Associated Press 6y

IAAF President Sebastian Coe accused of misleading parliamentary inquiry into doping

Olympic Sports

LONDON -- A report published by British legislators has accused IAAF President Sebastian Coe of misleading a parliamentary inquiry into doping.

The digital, culture, media and sports committee's report was critical of Coe's responses to questions regarding how much he knew about doping within track and field before the problems were revealed by investigative journalists and whistle-blowers.

The committee suggested that Coe could have acted sooner to clean up the sport while he served as vice president of the international track and field federation until 2015, when he won an election to succeed Lamine Diack as president.

Coe appeared before the committee in December 2015.

In the report published Monday, legislators said Coe "sought to distance himself from any knowledge of the allegations of doping in Russian athletics before the details were exposed in the German documentary" in December 2014.

This is despite allegations that Dave Bedford, a former British distance runner and London Marathon director, telephoned Coe in August 2014 to tell him about Russian marathoner Liliya Shobukhova being extorted out of hundreds of thousands of dollars to have a positive doping test covered up by IAAF officials so she could compete in the 2012 London Olympics.

Bedford later sent an email to Coe containing attachments that outlined the plot. The existence of this email emerged six months after Coe's appearance before the committee, but he declined a subsequent invitation to return and explain what had occurred.

Instead Coe wrote to legislators to say that Bedford had not discussed the details with him on the phone, and he simply forwarded the email to the IAAF's ethics committee chairman without opening the attachments.

"[Coe's] answers to us about this were misleading," the committee report said. "Lord Coe may not have read the email and attachments sent to him by David Bedford, whose actions we commend, but it stretches credibility to believe that he was not aware, at least in general terms, of the main allegations that the ethics commission had been asked to investigate.

"It is certainly disappointing that Lord Coe did not take the opportunity, given to him by David Bedford, to make sure he was fully informed of the serious issues at stake in the Shobukhova case and their wider implications for the governance of the anti-doping rules at the IAAF."

The committee said these are "matters of the greatest seriousness and affect the reputation of both the IAAF and Lord Coe."

"We wish, in the future, to see rigorous systems in place to deal with such matters and individuals acting with curiosity and concern when presented with compelling, important evidence," the report said.
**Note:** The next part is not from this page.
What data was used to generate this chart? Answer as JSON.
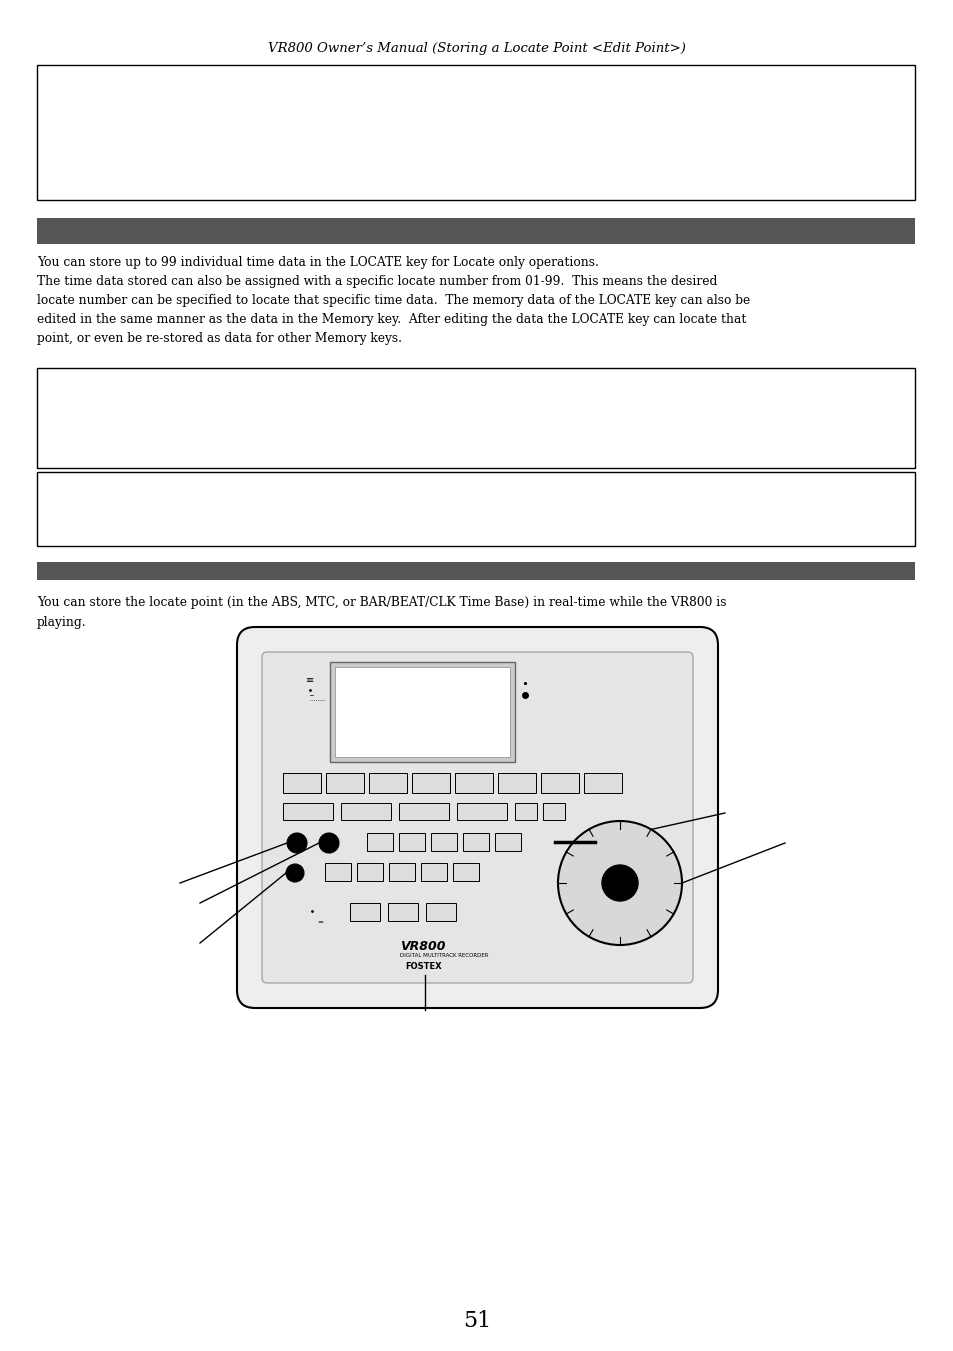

The legislators did acknowledge "progress that the IAAF is making in establishing more independent processes for the investigation of serious complaints brought by whistleblowers."

"However, the Shobukhova case raises concerns about whether national or international sports federations are capable of investigating themselves when the allegations involve senior figures within the organization itself," the report states. "There is a real danger that internal politics inevitably plays a part in the process."

The IAAF defended its commitment to eradicating doping, saying in a statement that it takes the fight "very seriously," as highlighted by the decision to ban the Russian athletics federation in 2015. The suspension persists despite the International Olympic Committee last week lifting its ban on Russia in the wake of a state-sponsored doping scheme.

The IAAF said it would write to the select committee "to explain some of the more complex aspects of anti-doping that have been misunderstood and will seek to have all of the documents that the IAAF provided to the Committee placed on the DCMS website, as some of it appears to be missing."